Confidence interval help needed

Let θ denote the true ability of a student in a certain subject, representing the probability of astudent answering correctly an arbitrary question and let X1, . . . , Xn be the marks to n questions the student answered, taking values either 0 or 1. We model them as n i.i.d. Bernoulli(θ) randomvariables. Then, we approximate a student’s ability by its ML estimate.

a) We can approximate the distribution of

(θ(X) - θ) / ((θ(X)(1−θ(X)))/n)^0.5


(Where θ(X) is the Maximum likelihood estimate)

by a standard gaussian N(0,1) distribution, under distribution P_0. Using this result, construct the 95 percent confidence interval for θ.

b) How big should n be so that we can estimate the true ability within 0.01 marks, with probabilityat least 95%? Justify your answer.

I have no idea where to start here. Why are we approximating that scary looking distribution in the first place, and what does it mean by 'under distribution P₀ ? How do we start to construct an interval?

What it is saying here is that, if $\hat{\theta}$ is the maximum likelihood estimator of $\theta$, then

$\displaystyle \frac{\theta - \hat{\theta}}{\sqrt{\frac{\hat{ \theta }\left(1 - \hat{\theta}\right)}{n}}}$

is approximately distributed as a standard normal variable. I've changed your notation of $\theta(X)$ to the more common $\hat{\theta}$. The point here is that $\hat{\theta}$ is your estimate of $\theta$ and

$\displaystyle \sqrt{\frac{\hat{\theta}\left(1 - \hat{\theta}\right)}{n}}$

is an estimate of it's standard error. You can now use these facts to construct the 95% confidence interval in the usual way, that is $\hat{\theta}$ plus or minus 1.96 times that standard error.

The terminology "under distribution P0" is odd, and appears to be superfluous.

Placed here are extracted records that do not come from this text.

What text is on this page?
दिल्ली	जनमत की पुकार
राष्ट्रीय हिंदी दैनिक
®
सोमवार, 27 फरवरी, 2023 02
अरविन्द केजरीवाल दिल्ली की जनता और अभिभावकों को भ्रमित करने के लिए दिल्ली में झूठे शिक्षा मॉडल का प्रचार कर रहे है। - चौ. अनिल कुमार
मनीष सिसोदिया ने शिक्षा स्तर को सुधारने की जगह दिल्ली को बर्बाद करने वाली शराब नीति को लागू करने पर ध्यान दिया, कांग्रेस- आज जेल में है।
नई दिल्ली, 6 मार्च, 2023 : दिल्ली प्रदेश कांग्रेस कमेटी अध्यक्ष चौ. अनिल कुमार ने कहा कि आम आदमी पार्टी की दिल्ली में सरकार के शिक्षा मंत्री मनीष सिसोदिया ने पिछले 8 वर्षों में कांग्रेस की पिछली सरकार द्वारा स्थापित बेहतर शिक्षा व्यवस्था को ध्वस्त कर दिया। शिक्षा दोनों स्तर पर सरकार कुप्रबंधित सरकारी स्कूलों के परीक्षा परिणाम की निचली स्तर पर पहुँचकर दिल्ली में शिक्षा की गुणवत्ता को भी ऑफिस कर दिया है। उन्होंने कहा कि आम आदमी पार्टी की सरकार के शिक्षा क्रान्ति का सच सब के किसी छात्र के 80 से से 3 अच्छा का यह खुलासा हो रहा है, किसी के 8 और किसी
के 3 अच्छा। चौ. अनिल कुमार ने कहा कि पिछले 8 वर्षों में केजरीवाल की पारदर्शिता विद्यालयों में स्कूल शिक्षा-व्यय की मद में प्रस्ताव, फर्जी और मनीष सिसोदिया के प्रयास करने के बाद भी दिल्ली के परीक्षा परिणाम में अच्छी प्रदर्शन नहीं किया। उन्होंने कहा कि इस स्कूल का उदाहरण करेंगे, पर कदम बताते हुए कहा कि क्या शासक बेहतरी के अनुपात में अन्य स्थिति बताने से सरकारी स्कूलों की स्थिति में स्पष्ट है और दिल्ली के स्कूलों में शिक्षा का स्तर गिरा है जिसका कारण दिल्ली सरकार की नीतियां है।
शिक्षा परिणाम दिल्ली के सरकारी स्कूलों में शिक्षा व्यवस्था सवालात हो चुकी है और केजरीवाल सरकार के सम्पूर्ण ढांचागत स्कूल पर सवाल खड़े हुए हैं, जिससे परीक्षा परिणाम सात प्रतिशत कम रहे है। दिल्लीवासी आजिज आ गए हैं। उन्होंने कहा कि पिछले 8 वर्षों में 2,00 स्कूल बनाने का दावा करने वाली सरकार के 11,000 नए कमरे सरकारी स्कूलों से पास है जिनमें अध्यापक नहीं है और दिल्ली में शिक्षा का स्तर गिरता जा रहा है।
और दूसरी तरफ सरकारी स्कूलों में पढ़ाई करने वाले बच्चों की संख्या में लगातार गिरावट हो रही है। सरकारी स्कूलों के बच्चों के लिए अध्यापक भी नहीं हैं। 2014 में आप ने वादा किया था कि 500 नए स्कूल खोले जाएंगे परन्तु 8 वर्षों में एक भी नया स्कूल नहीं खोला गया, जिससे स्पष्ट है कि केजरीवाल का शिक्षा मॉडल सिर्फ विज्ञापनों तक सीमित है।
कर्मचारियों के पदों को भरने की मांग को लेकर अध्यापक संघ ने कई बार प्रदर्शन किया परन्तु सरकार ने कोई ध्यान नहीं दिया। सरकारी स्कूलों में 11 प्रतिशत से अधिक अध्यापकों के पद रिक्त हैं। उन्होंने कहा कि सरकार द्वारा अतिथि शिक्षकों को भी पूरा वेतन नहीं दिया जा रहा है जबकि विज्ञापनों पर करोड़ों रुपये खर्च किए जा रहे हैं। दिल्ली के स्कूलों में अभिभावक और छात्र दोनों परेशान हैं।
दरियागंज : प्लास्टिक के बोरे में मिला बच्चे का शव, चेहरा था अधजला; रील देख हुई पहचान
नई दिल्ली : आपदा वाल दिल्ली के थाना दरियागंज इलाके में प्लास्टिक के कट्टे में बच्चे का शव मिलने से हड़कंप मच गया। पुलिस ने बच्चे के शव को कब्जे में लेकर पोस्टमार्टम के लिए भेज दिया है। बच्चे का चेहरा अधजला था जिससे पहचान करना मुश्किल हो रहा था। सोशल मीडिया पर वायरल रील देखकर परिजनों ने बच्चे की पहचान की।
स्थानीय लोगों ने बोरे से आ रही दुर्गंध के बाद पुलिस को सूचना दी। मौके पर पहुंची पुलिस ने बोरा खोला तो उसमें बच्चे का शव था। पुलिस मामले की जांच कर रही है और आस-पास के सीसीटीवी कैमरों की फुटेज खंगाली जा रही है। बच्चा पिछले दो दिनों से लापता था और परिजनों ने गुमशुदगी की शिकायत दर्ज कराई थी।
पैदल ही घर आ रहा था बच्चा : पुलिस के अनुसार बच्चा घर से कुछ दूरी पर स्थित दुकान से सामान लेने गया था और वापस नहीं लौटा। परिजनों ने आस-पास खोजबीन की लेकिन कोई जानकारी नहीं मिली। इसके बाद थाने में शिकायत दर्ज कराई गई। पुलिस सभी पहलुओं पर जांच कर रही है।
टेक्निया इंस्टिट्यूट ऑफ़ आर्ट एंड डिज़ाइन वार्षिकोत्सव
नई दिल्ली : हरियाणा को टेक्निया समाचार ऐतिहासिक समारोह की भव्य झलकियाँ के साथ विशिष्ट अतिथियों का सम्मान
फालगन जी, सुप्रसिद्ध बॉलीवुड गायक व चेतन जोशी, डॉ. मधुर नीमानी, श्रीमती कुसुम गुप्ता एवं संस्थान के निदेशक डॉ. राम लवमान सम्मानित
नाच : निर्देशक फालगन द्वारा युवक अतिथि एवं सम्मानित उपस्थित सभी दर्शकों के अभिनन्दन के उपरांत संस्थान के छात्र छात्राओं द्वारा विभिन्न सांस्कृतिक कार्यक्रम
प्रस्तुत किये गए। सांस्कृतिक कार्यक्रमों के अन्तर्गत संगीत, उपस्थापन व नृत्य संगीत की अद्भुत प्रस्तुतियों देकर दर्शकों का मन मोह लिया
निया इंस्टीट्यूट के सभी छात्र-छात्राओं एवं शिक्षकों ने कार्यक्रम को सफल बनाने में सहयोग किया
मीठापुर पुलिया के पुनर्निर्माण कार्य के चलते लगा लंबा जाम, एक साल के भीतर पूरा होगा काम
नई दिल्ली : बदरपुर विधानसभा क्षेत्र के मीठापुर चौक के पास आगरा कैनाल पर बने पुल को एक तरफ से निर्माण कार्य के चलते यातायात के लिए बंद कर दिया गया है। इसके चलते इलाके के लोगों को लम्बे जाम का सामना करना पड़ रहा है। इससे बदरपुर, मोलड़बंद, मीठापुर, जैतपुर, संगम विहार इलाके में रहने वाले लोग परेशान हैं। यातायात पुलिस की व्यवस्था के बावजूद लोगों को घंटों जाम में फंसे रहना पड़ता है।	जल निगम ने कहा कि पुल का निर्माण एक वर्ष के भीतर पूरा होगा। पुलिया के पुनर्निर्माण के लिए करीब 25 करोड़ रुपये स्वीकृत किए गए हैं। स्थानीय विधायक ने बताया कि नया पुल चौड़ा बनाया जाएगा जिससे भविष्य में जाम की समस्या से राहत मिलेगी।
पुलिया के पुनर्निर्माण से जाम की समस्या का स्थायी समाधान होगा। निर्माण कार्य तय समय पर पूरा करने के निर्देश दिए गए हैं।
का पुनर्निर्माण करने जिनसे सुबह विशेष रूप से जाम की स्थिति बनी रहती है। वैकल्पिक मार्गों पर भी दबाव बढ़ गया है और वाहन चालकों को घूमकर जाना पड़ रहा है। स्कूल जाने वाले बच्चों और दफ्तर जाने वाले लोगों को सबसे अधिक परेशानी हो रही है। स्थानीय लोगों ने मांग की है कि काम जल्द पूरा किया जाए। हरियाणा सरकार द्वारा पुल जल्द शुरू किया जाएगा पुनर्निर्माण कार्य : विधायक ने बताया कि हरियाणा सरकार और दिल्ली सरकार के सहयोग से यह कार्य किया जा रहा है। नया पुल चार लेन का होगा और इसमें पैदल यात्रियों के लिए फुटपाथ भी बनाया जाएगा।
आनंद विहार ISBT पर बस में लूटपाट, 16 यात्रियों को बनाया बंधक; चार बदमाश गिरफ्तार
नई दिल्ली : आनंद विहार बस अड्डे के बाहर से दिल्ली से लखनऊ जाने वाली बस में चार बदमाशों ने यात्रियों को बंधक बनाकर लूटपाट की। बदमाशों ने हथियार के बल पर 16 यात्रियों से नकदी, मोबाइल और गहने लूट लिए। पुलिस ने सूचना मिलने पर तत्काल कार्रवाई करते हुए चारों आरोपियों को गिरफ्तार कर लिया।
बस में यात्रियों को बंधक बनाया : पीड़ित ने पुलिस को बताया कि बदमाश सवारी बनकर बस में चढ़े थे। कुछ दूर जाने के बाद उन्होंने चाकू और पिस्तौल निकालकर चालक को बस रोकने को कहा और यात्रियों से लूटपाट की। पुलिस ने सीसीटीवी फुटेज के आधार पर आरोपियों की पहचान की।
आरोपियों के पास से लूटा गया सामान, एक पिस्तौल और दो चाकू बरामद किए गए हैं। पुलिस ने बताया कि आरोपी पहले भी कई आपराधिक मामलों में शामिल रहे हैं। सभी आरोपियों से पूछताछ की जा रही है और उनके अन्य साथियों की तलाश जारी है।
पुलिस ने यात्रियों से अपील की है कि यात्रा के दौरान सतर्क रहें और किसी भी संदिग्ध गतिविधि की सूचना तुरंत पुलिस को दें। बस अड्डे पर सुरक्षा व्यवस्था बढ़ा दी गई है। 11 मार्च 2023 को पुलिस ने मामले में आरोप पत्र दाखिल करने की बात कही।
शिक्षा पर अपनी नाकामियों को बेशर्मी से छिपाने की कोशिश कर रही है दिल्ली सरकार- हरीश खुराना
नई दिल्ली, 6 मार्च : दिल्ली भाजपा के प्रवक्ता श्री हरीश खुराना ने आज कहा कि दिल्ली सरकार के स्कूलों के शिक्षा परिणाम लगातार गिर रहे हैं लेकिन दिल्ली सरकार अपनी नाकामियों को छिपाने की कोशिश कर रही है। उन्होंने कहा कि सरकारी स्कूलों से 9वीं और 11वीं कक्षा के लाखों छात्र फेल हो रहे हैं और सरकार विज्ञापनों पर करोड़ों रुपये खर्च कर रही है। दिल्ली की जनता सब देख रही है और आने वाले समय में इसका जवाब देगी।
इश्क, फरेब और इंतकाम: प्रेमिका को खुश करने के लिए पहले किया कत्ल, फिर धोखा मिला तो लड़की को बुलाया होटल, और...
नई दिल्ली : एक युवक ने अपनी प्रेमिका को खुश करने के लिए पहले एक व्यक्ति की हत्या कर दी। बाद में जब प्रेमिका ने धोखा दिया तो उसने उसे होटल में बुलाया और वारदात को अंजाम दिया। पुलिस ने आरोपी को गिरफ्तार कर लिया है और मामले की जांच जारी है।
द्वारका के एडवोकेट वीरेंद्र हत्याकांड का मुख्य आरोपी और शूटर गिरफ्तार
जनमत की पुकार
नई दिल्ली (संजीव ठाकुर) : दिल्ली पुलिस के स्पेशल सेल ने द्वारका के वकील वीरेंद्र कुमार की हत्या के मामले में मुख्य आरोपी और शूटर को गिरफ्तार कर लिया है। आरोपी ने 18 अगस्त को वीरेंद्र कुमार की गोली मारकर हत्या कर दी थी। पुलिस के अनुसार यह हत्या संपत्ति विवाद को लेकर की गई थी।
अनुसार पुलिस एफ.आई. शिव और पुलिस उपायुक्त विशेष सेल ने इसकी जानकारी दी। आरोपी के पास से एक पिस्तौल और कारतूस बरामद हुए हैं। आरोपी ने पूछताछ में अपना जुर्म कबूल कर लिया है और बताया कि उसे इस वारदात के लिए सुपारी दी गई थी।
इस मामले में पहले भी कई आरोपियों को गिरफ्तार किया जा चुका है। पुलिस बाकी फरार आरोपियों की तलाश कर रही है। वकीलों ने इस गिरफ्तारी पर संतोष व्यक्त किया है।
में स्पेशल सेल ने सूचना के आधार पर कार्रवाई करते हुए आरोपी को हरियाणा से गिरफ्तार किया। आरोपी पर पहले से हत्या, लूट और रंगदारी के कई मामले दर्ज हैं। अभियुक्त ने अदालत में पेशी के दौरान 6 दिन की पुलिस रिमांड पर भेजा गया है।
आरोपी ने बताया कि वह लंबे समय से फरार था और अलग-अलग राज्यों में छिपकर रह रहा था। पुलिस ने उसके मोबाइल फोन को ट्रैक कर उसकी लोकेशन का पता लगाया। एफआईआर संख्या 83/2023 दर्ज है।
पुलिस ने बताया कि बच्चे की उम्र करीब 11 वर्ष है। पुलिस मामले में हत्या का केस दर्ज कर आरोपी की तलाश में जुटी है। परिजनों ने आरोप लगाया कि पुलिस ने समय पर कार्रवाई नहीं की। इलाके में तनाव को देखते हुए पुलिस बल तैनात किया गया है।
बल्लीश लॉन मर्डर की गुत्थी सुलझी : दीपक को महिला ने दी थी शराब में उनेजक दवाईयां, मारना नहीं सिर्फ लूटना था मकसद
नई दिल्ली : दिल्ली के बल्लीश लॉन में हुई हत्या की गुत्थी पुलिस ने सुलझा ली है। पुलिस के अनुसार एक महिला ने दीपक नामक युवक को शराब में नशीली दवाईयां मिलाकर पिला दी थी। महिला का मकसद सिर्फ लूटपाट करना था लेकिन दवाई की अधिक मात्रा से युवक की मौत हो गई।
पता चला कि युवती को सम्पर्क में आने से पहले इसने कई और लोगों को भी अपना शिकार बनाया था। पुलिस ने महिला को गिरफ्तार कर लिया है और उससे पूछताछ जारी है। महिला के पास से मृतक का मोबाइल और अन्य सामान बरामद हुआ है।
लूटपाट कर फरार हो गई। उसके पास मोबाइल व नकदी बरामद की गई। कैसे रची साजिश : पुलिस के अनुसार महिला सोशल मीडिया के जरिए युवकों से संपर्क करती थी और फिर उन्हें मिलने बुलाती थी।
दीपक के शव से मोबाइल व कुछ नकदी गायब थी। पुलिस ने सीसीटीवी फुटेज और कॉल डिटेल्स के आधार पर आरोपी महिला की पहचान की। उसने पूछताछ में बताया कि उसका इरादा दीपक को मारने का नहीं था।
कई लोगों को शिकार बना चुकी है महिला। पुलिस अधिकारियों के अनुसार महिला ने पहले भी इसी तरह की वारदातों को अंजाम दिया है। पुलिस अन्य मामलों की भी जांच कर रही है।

What it is saying here is that, if $\hat{\theta}$ is the maximum likelihood estimator of $\theta$, then

$\displaystyle \frac{\theta - \hat{\theta}}{\sqrt{\frac{\hat{ \theta }\left(1 - \hat{\theta}\right)}{n}}}$

is approximately distributed as a standard normal variable. I've changed your notation of $\theta(X)$ to the more common $\hat{\theta}$. The point here is that $\hat{\theta}$ is your estimate of $\theta$ and

$\displaystyle \sqrt{\frac{\hat{\theta}\left(1 - \hat{\theta}\right)}{n}}$

is an estimate of it's standard error. You can now use these facts to construct the 95% confidence interval in the usual way, that is $\hat{\theta}$ plus or minus 1.96 times that standard error.

The terminology "under distribution P0" is odd, and appears to be superfluous.

So, is my interval the estimator +/- 1.96 ? (Sorry for large text, I copied and pasted). Do I need to do anything else?

That's it.

Thanks. They didn't actually teach us how to do it. For the second part of the question, is it similar? Do I need to rearrange the interval for n?

Yes, you have to choose n so that the confidence interval has width 0.01.

My methods therefore is upper interval - lower interval <= 0.01. I rearranged for n and got 153664(theta)(1-theta)<= n. It doesn't seem right to have it in terms of my estimator, is it ok?

If you are not actually given any information that allows you to calculate an actual value of $\hat{\theta}$ then you need to think about what the "worst" value of $\hat{\theta}$ could be, from the point of view of the width of the confidence interval. As a hint, consider the graph of the function f(x)=x(1-x).